L’une des principales associations de défense des droits de l’Homme en République démocratique du Congo (RDC) a dénoncé lundi les appels à ce que le président Joseph Kabila se présente pour un troisième mandat en 2016 , en « violation de la constitution« .

L’Association africaine de défense des droits de l’Homme (Asadho) demande dans un communiqué à M. Kabila de « rappeler à l’ordre la RTNC (chaîne publique), les acteurs politiques de la majorité présidentielle et les ministres pour qu’ils mettent fin aux appels à la violation de la Constitution« .

Le climat politique est tendu en RDC à l’approche d’une série d’élections qui doit commencer en octobre et s’achever par la présidentielle, prévue en novembre 2016. La constitution congolaise interdit à M. Kabila, au pouvoir depuis 2001, de se représenter, mais l’opposition et une partie de la majorité accusent son camp d’oeuvrer pour qu’il puisse briguer un troisième mandat ou se maintenir en poste au-delà du délai légal.

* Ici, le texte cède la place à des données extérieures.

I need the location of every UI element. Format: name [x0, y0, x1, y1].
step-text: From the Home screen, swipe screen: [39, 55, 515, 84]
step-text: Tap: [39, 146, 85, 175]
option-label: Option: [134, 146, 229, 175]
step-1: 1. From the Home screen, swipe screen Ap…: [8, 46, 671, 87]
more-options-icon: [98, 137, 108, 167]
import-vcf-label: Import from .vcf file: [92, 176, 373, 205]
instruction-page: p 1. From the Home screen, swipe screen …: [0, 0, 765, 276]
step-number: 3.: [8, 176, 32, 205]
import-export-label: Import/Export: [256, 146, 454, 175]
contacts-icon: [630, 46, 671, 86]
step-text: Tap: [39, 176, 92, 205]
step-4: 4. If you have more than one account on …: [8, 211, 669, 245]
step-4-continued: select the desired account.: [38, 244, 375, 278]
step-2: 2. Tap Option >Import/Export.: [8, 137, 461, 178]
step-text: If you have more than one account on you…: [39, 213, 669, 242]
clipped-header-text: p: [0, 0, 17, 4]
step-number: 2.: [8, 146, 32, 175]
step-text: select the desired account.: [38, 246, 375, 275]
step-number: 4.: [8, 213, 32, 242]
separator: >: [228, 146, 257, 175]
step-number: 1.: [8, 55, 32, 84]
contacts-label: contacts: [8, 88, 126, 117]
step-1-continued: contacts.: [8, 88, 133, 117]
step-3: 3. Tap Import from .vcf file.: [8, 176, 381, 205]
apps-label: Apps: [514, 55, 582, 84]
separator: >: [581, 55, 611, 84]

Ce sont des « appels à la violation la Constitution« 

Des détracteurs du président ont récemment qualifié de pré-campagne déguisée en faveur de M. Kabila la couverture d’inaugurations de travaux publics (pont, routes, chemins de fer…) par la RTNC, qui relaie quotidiennement les activités du chef de l’Etat et du gouvernement.

Alors que M. Kabila ne s’est jamais publiquement exprimé sur ses intentions, l’Asadho s’inquiète de son « silence » sur les « appels à la violation la Constitution« , qui pourraient « faire croire » qu’ils « seraient faits avec son aval direct ou indirect« .

Or, « accepter de briguer un troisième mandat ou de prolonger votre mandat actuel au-delà de décembre 2016 serait une décision grave et scandaleuse » qui « exposera notre pays à des troubles politiques et sociaux« , conclut l’association, faisant notamment référence à de meurtrières manifestations en janvier.

En janvier, principalement à Kinshasa, plusieurs dizaines de personnes ont été tuées au cours de manifestations violentes, réprimées par les forces de sécurité. Les manifestants dénonçaient un projet de loi électorale qui aurait pu permettre à M. Kabila de rester plus longtemps à la tête du pays.